Nearly every data-driven approach to regression and purely discriminative classification has this problem, and it’s a problem of trying to extrapolate far outside the domain that you trained/fit the model in. It’s not about anything else.

Your generated images clearly look nothing like CIFAR-10 training images, so it’s not much different than if I fit two Gaussians to data that was Gaussian in 2-D using samples that all fit within the sphere of radius 1, then I send a 2-D feature measurement into my classifier than is a distance 100 from the origin. Any discriminative classifier that doesn’t have a way to detect outliers/anomalies will likely be extremely confident in classifying this 2-D feature as one of the two classes. We would not say that the classifier has a problem not considering “feature quality”, but would say it’s not very sophisticated.

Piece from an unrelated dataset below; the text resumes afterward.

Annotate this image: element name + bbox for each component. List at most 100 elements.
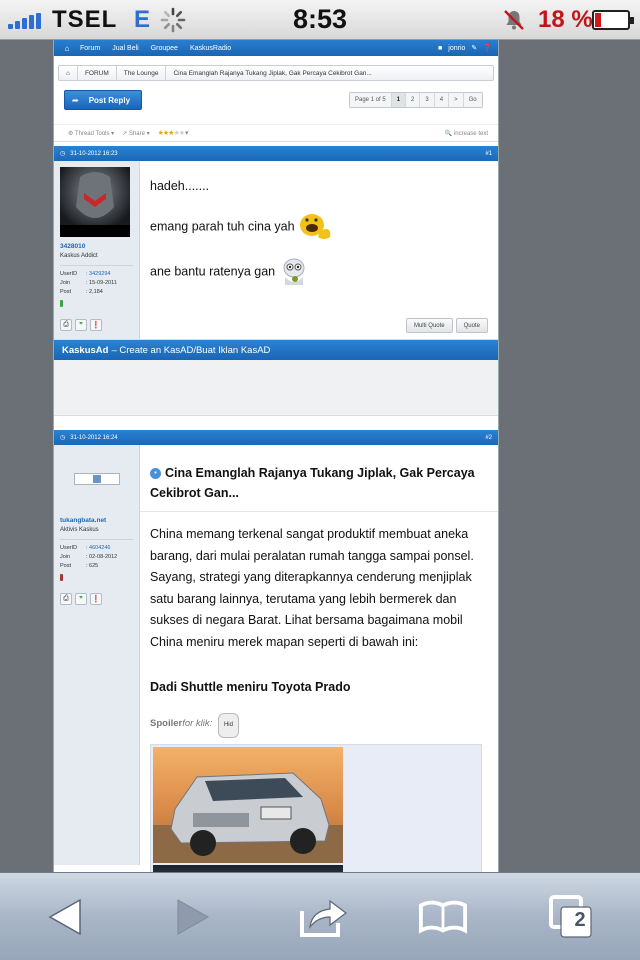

In the real world in critical problems, CNNs aren’t just fed images like this. Smart engineers have ways to detect if an image is likely not in the training distribution and throw a flag to not have confidence in the CNN’s output.

saw79 t1_ir1a2tb wrote on October 4, 2022 at 4:37 PM

Oh ok cool. Is your code anywhere? What kind of energy model? I have experience with other types of deep generative models but actually am just starting to learn about EBMs myself recently.

ThoughtOk5558 OP t1_ir1au40 wrote on October 4, 2022 at 4:42 PM

https://github.com/wgrathwohl/JEM

I am using this EBM with slight modification (during sampling).

XecutionStyle t1_ir20qoc wrote on October 4, 2022 at 7:24 PM

I don't think it's nebulous. We infuse knowledge, bias, prior etc. like physics (in Lagrangian networks) all the time. I was just addressing his last point. There's no analytical solution for quality we can use as labels.

Networks can understand the difference between pretty and ugly semantically with tons of data, and tons of data only.

saw79 t1_ir23cl5 wrote on October 4, 2022 at 7:40 PM

All I meant by nebulous was that he didn't have a concrete idea for what to actually use as visual quality, and you've nicely described how it's actually a very deep inference that we as humans make with our relatively advanced brains.

I did not mean that it it's conceptually something that can't exist. I think we're very much in agreement.

porygon93 t1_ir0wesp wrote on October 4, 2022 at 3:09 PM

you are modeling p(z|x) instead of p(x)

BrotherAmazing t1_ir3etpb wrote on October 5, 2022 at 1:11 AM

I think someone didn’t understand what you meant and downvoted or downvoted because you didn’t define ‘z’ and ‘x’ and so on, but I know what you mean and you’re correct. This is another way of looking at it that is completely right.

p(x) for all these images under a CIFAR-10 world is basically 0, but your CNN is not computing that or factoring that in and is just assuming the input images are good images, then estimating the probability of airplane vs. bird for these nonsense images given that they are not nonsense images and given that they come from the same pdf as CIFAR-10….. which is a very very false assumption!

CremeEmotional6561 t1_ir3v9l9 wrote on October 5, 2022 at 3:25 AM

Because you forgot to add the "noise" class.

XecutionStyle t1_ir52ztc wrote on October 5, 2022 at 12:17 PM

That'd lower the confidence scores but relatively, they'll still be just as false-confident.